Tech industry lobbying group NetChoice told Minnesota lawmakers that the bill is “well-intentioned” but “undermines parental choice, removes the access to beneficial technologies from young people, and is a clear violation of the First Amendment.” NetChoice members include Facebook, Google, TikTok, Twitter, and other tech companies.
“Clear violation of the First Amendment”
Florida and Texas laws that regulate social media in other ways have been blocked by federal judges who found that the laws violate the companies’ First Amendment rights to moderate user-submitted content. Florida’s law would have made it illegal for large social media sites like Facebook and Twitter to ban politicians, while the Texas law tries to ban “censorship.” Tech-industry groups won preliminary injunctions blocking both of them.
Democrats have a majority in the Minnesota House while Republicans have a majority in the state Senate. Commerce Finance and Policy Committee Chair Rep. Zack Stephenson (D-Coon Rapids) “was unimpressed by the argument that algorithms shouldn’t be barred because they are a vehicle companies use to send healthy, age-appropriate content. He compared it to saying you can’t ban cigarettes because it would prevent young people from the benefits of cigarette filters,” the article on the House website said.
“These companies are doing immense damage to our communities, to our children,” he said. “I am very determined to take some action before it is too late.”
NetChoice argued that the First Amendment case against the bill is strong, writing:
In Sorrell v.

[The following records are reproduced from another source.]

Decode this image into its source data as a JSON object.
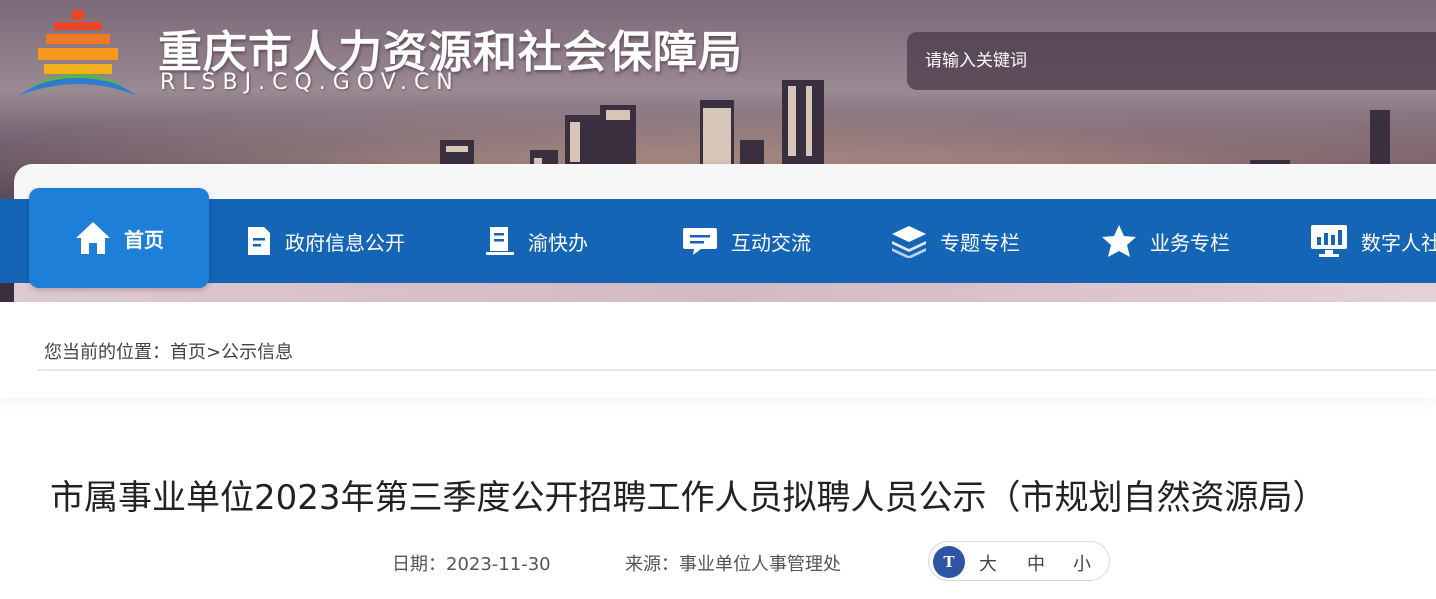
{
  "site": {
    "title": "重庆市人力资源和社会保障局",
    "domain": "RLSBJ.CQ.GOV.CN"
  },
  "search": {
    "placeholder": "请输入关键词"
  },
  "nav": {
    "items": [
      {
        "label": "首页",
        "icon": "home-icon",
        "active": true
      },
      {
        "label": "政府信息公开",
        "icon": "document-icon"
      },
      {
        "label": "渝快办",
        "icon": "book-icon"
      },
      {
        "label": "互动交流",
        "icon": "chat-icon"
      },
      {
        "label": "专题专栏",
        "icon": "layers-icon"
      },
      {
        "label": "业务专栏",
        "icon": "star-icon"
      },
      {
        "label": "数字人社",
        "icon": "monitor-chart-icon"
      }
    ]
  },
  "breadcrumb": {
    "prefix": "您当前的位置：",
    "home": "首页",
    "separator": ">",
    "current": "公示信息"
  },
  "article": {
    "title": "市属事业单位2023年第三季度公开招聘工作人员拟聘人员公示（市规划自然资源局）",
    "date_label": "日期：",
    "date": "2023-11-30",
    "source_label": "来源：",
    "source": "事业单位人事管理处",
    "font_size": {
      "icon_text": "T",
      "large": "大",
      "medium": "中",
      "small": "小"
    }
  },
  "colors": {
    "nav_bg": "#1565b7",
    "nav_active": "#1d7fd8",
    "font_icon": "#2f54a5"
  }
}
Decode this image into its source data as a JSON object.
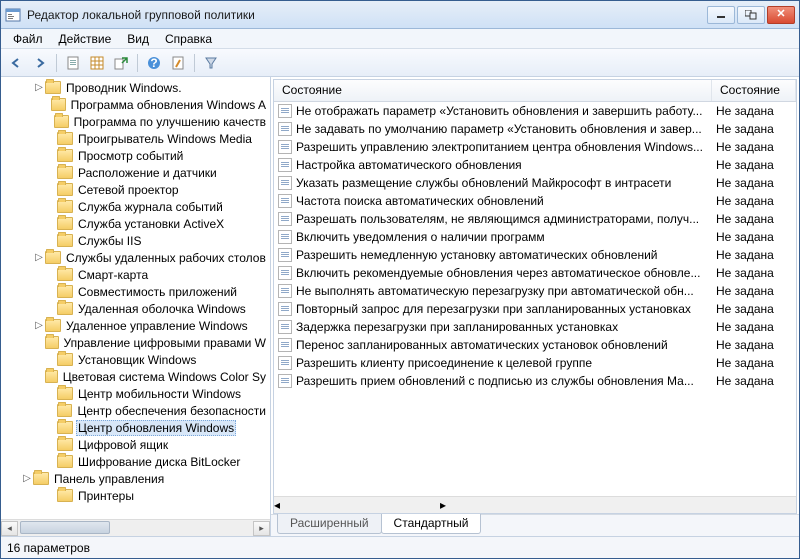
{
  "window": {
    "title": "Редактор локальной групповой политики"
  },
  "menu": {
    "file": "Файл",
    "action": "Действие",
    "view": "Вид",
    "help": "Справка"
  },
  "tree": {
    "items": [
      {
        "indent": 30,
        "tw": "▷",
        "label": "Проводник Windows."
      },
      {
        "indent": 42,
        "tw": "",
        "label": "Программа обновления Windows A"
      },
      {
        "indent": 42,
        "tw": "",
        "label": "Программа по улучшению качеств"
      },
      {
        "indent": 42,
        "tw": "",
        "label": "Проигрыватель Windows Media"
      },
      {
        "indent": 42,
        "tw": "",
        "label": "Просмотр событий"
      },
      {
        "indent": 42,
        "tw": "",
        "label": "Расположение и датчики"
      },
      {
        "indent": 42,
        "tw": "",
        "label": "Сетевой проектор"
      },
      {
        "indent": 42,
        "tw": "",
        "label": "Служба журнала событий"
      },
      {
        "indent": 42,
        "tw": "",
        "label": "Служба установки ActiveX"
      },
      {
        "indent": 42,
        "tw": "",
        "label": "Службы IIS"
      },
      {
        "indent": 30,
        "tw": "▷",
        "label": "Службы удаленных рабочих столов"
      },
      {
        "indent": 42,
        "tw": "",
        "label": "Смарт-карта"
      },
      {
        "indent": 42,
        "tw": "",
        "label": "Совместимость приложений"
      },
      {
        "indent": 42,
        "tw": "",
        "label": "Удаленная оболочка Windows"
      },
      {
        "indent": 30,
        "tw": "▷",
        "label": "Удаленное управление Windows"
      },
      {
        "indent": 42,
        "tw": "",
        "label": "Управление цифровыми правами W"
      },
      {
        "indent": 42,
        "tw": "",
        "label": "Установщик Windows"
      },
      {
        "indent": 42,
        "tw": "",
        "label": "Цветовая система Windows Color Sy"
      },
      {
        "indent": 42,
        "tw": "",
        "label": "Центр мобильности Windows"
      },
      {
        "indent": 42,
        "tw": "",
        "label": "Центр обеспечения безопасности"
      },
      {
        "indent": 42,
        "tw": "",
        "label": "Центр обновления Windows",
        "selected": true
      },
      {
        "indent": 42,
        "tw": "",
        "label": "Цифровой ящик"
      },
      {
        "indent": 42,
        "tw": "",
        "label": "Шифрование диска BitLocker"
      },
      {
        "indent": 18,
        "tw": "▷",
        "label": "Панель управления"
      },
      {
        "indent": 42,
        "tw": "",
        "label": "Принтеры"
      }
    ]
  },
  "list": {
    "col_name": "Состояние",
    "col_state": "Состояние",
    "state_value": "Не задана",
    "items": [
      "Не отображать параметр «Установить обновления и завершить работу...",
      "Не задавать по умолчанию параметр «Установить обновления и завер...",
      "Разрешить управлению электропитанием центра обновления Windows...",
      "Настройка автоматического обновления",
      "Указать размещение службы обновлений Майкрософт в интрасети",
      "Частота поиска автоматических обновлений",
      "Разрешать пользователям, не являющимся администраторами, получ...",
      "Включить уведомления о наличии программ",
      "Разрешить немедленную установку автоматических обновлений",
      "Включить рекомендуемые обновления через автоматическое обновле...",
      "Не выполнять автоматическую перезагрузку при автоматической обн...",
      "Повторный запрос для перезагрузки при запланированных установках",
      "Задержка перезагрузки при запланированных установках",
      "Перенос запланированных автоматических установок обновлений",
      "Разрешить клиенту присоединение к целевой группе",
      "Разрешить прием обновлений с подписью из службы обновления Ма..."
    ]
  },
  "tabs": {
    "extended": "Расширенный",
    "standard": "Стандартный"
  },
  "status": {
    "text": "16 параметров"
  }
}
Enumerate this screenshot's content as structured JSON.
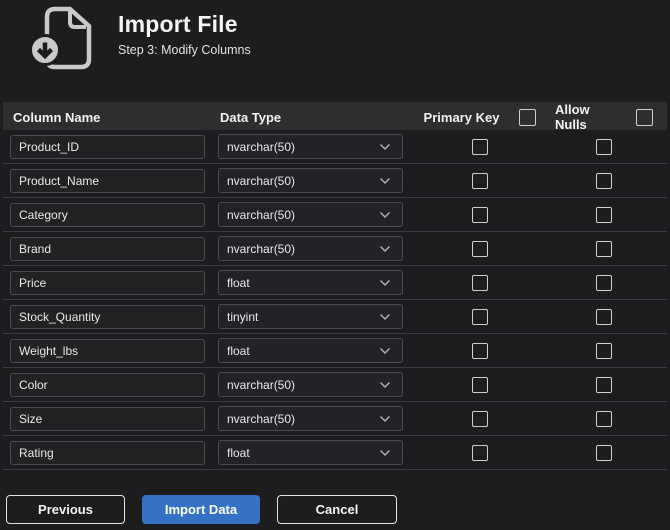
{
  "header": {
    "title": "Import File",
    "subtitle": "Step 3: Modify Columns"
  },
  "icons": {
    "header_icon": "file-import-icon",
    "dropdown_icon": "chevron-down-icon"
  },
  "table": {
    "columns": [
      "Column Name",
      "Data Type",
      "Primary Key",
      "Allow Nulls"
    ],
    "header_checkboxes": {
      "primary_key_all": false,
      "allow_nulls_all": false
    },
    "rows": [
      {
        "name": "Product_ID",
        "type": "nvarchar(50)",
        "primary_key": false,
        "allow_nulls": false
      },
      {
        "name": "Product_Name",
        "type": "nvarchar(50)",
        "primary_key": false,
        "allow_nulls": false
      },
      {
        "name": "Category",
        "type": "nvarchar(50)",
        "primary_key": false,
        "allow_nulls": false
      },
      {
        "name": "Brand",
        "type": "nvarchar(50)",
        "primary_key": false,
        "allow_nulls": false
      },
      {
        "name": "Price",
        "type": "float",
        "primary_key": false,
        "allow_nulls": false
      },
      {
        "name": "Stock_Quantity",
        "type": "tinyint",
        "primary_key": false,
        "allow_nulls": false
      },
      {
        "name": "Weight_lbs",
        "type": "float",
        "primary_key": false,
        "allow_nulls": false
      },
      {
        "name": "Color",
        "type": "nvarchar(50)",
        "primary_key": false,
        "allow_nulls": false
      },
      {
        "name": "Size",
        "type": "nvarchar(50)",
        "primary_key": false,
        "allow_nulls": false
      },
      {
        "name": "Rating",
        "type": "float",
        "primary_key": false,
        "allow_nulls": false
      }
    ]
  },
  "footer": {
    "previous": "Previous",
    "import": "Import Data",
    "cancel": "Cancel"
  },
  "colors": {
    "background": "#1d1d1f",
    "header_row_bg": "#2e2e31",
    "accent_blue": "#3572c6",
    "field_border": "#4c4c50",
    "row_separator": "#3b3b40",
    "checkbox_border": "#cfcfcf"
  }
}
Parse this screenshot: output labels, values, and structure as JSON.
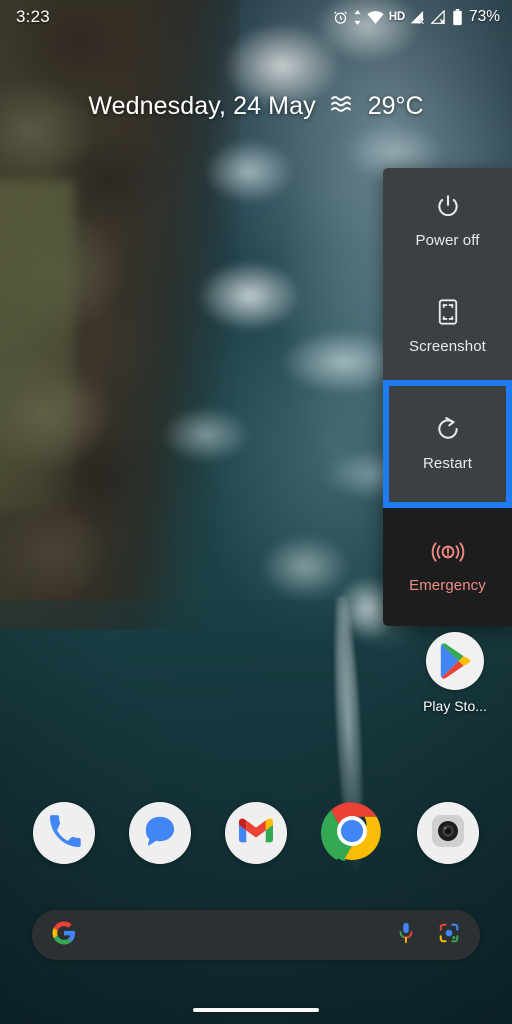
{
  "status_bar": {
    "time": "3:23",
    "battery_percent": "73%",
    "hd_label": "HD",
    "icons": [
      "alarm-icon",
      "data-transfer-icon",
      "wifi-icon",
      "hd-icon",
      "signal-no-sim-1-icon",
      "signal-no-sim-2-icon",
      "battery-icon"
    ]
  },
  "date_widget": {
    "date": "Wednesday, 24 May",
    "weather_icon": "haze-waves-icon",
    "temperature": "29°C"
  },
  "power_menu": {
    "accent_focus_color": "#1f7bf0",
    "panel_color": "#3c4043",
    "emergency_color": "#f28b82",
    "items": [
      {
        "label": "Power off",
        "icon": "power-off-icon",
        "focused": false
      },
      {
        "label": "Screenshot",
        "icon": "screenshot-icon",
        "focused": false
      },
      {
        "label": "Restart",
        "icon": "restart-icon",
        "focused": true
      },
      {
        "label": "Emergency",
        "icon": "emergency-icon",
        "focused": false
      }
    ]
  },
  "home_screen": {
    "app": {
      "label": "Play Sto...",
      "icon": "play-store-icon"
    }
  },
  "dock": {
    "items": [
      {
        "label": "Phone",
        "icon": "phone-icon"
      },
      {
        "label": "Messages",
        "icon": "messages-icon"
      },
      {
        "label": "Gmail",
        "icon": "gmail-icon"
      },
      {
        "label": "Chrome",
        "icon": "chrome-icon"
      },
      {
        "label": "Camera",
        "icon": "camera-icon"
      }
    ]
  },
  "search": {
    "placeholder": "",
    "value": "",
    "logo_icon": "google-g-icon",
    "mic_icon": "microphone-icon",
    "lens_icon": "google-lens-icon"
  },
  "navigation": {
    "pill": "gesture-nav-pill"
  }
}
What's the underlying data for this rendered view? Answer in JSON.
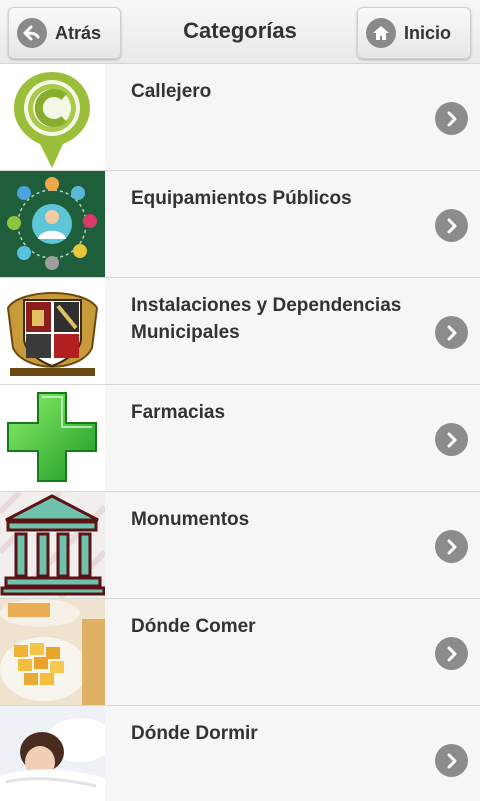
{
  "header": {
    "back_label": "Atrás",
    "title": "Categorías",
    "home_label": "Inicio",
    "back_icon": "back-arrow-icon",
    "home_icon": "house-icon"
  },
  "categories": [
    {
      "label": "Callejero",
      "image": "street-map-pin-logo"
    },
    {
      "label": "Equipamientos Públicos",
      "image": "public-services-icons"
    },
    {
      "label": "Instalaciones y Dependencias Municipales",
      "image": "municipal-coat-of-arms"
    },
    {
      "label": "Farmacias",
      "image": "green-pharmacy-cross"
    },
    {
      "label": "Monumentos",
      "image": "monument-temple"
    },
    {
      "label": "Dónde Comer",
      "image": "food-and-beer-photo"
    },
    {
      "label": "Dónde Dormir",
      "image": "sleeping-woman-photo"
    }
  ],
  "colors": {
    "header_bg": "#eeeeee",
    "row_bg": "#f6f6f6",
    "text": "#333333",
    "chevron": "#8c8c8c"
  }
}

IMS, the Supreme Court ruled that information is speech and that a Vermont law could not prohibit the creation and dissemination of information including the selling of data to a database. Even more relevant here, multiple court cases have held that the distribution of speech, including by algorithms such as those used by search engines, are protected by the First Amendment. This proposal would result in the government restraining the distribution of speech by platforms and Minnesotans access to information. Thus, HF 3724 will be deemed by courts as a violation of the First Amendment.